A few days ago a friend asked me to help do a collection of news information procedures, smoked a little time to write a PHP version, essays recorded.
When it comes to acquisition, it's nothing more than a remote access to information------Read more
It's an enhanced version of the Simple Thief program.
Here is the corresponding core code (don't do bad things oh ^_^)
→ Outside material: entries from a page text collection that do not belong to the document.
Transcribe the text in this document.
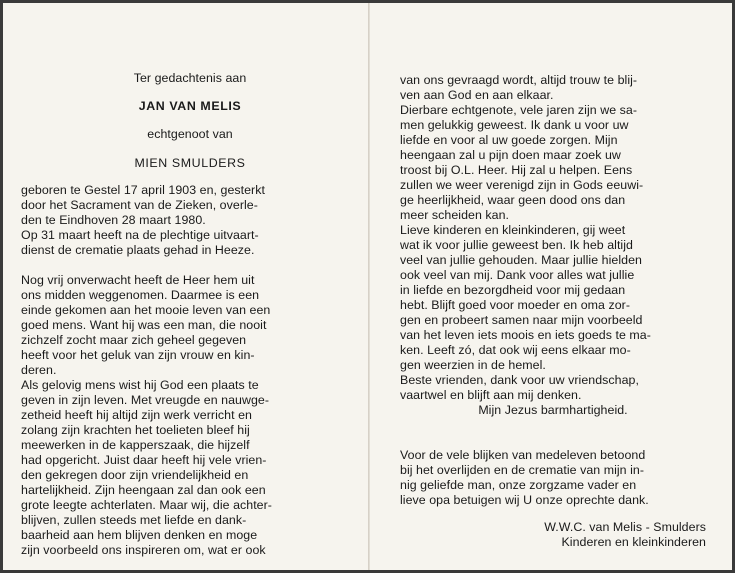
Ter gedachtenis aan
JAN VAN MELIS
echtgenoot van
MIEN SMULDERS
geboren te Gestel 17 april 1903 en, gesterkt
door het Sacrament van de Zieken, overle-
den te Eindhoven 28 maart 1980.
Op 31 maart heeft na de plechtige uitvaart-
dienst de crematie plaats gehad in Heeze.
Nog vrij onverwacht heeft de Heer hem uit
ons midden weggenomen. Daarmee is een
einde gekomen aan het mooie leven van een
goed mens. Want hij was een man, die nooit
zichzelf zocht maar zich geheel gegeven
heeft voor het geluk van zijn vrouw en kin-
deren.
Als gelovig mens wist hij God een plaats te
geven in zijn leven. Met vreugde en nauwge-
zetheid heeft hij altijd zijn werk verricht en
zolang zijn krachten het toelieten bleef hij
meewerken in de kapperszaak, die hijzelf
had opgericht. Juist daar heeft hij vele vrien-
den gekregen door zijn vriendelijkheid en
hartelijkheid. Zijn heengaan zal dan ook een
grote leegte achterlaten. Maar wij, die achter-
blijven, zullen steeds met liefde en dank-
baarheid aan hem blijven denken en moge
zijn voorbeeld ons inspireren om, wat er ook
van ons gevraagd wordt, altijd trouw te blij-
ven aan God en aan elkaar.
Dierbare echtgenote, vele jaren zijn we sa-
men gelukkig geweest. Ik dank u voor uw
liefde en voor al uw goede zorgen. Mijn
heengaan zal u pijn doen maar zoek uw
troost bij O.L. Heer. Hij zal u helpen. Eens
zullen we weer verenigd zijn in Gods eeuwi-
ge heerlijkheid, waar geen dood ons dan
meer scheiden kan.
Lieve kinderen en kleinkinderen, gij weet
wat ik voor jullie geweest ben. Ik heb altijd
veel van jullie gehouden. Maar jullie hielden
ook veel van mij. Dank voor alles wat jullie
in liefde en bezorgdheid voor mij gedaan
hebt. Blijft goed voor moeder en oma zor-
gen en probeert samen naar mijn voorbeeld
van het leven iets moois en iets goeds te ma-
ken. Leeft zó, dat ook wij eens elkaar mo-
gen weerzien in de hemel.
Beste vrienden, dank voor uw vriendschap,
vaartwel en blijft aan mij denken.
Mijn Jezus barmhartigheid.
Voor de vele blijken van medeleven betoond
bij het overlijden en de crematie van mijn in-
nig geliefde man, onze zorgzame vader en
lieve opa betuigen wij U onze oprechte dank.
W.W.C. van Melis - Smulders
Kinderen en kleinkinderen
The content to be collected is an announcement on a game website, such as:
Basic page information can be obtained first using file_get_contents and simple regularization
Organize the basic information, collect the storage:
<?PHPinclude_once("conn.php"); if($_get[' ID ']<=8&&$_get[' ID ']){ $id=$_get[' ID ']; $conn=file_get_contents("Http://www.93moli.com/news_list_4_$id. html ");//Get page Content $pattern= "/<li><a title=\" (. *) \ "target=\" _blank\ "href=\" (. *) \ ">/ius";//Regular Preg_match_all($pattern,$conn,$arr);//match content to arr array//print_r ($arr);d ie; foreach($arr[1] as $key=$value) {//the two-dimensional array [2] corresponds to the ID and [1] exactly the same, using the key $url= "http://www.93moli.com/".$arr[2] [$key]; $sql= "INSERT into List (Title,url) value ('$value‘, ‘$url‘)"; mysql_query($sql); //echo "<a href= ' content.php?url=http://www.93moli.com/$url ' > $value </a>". " <br/> "; } $id++; Echo"Collecting URL Data list$id... Please, later ... "; Echo"<script>window.location= ' list.php?id=$id' </script> '; }Else{ Echo"End of data acquisition. "; }?>
conn.php is a database connection file
list.php is this page
Because the data to be collected is paginated, and the page address is a regular increment, so I used the JS jump code, the use of ID value to control the number of pages collected, but also to avoid too large for a loop.
Easy Data Warehousing, the next blog to write about the specific URL of the process of collecting information.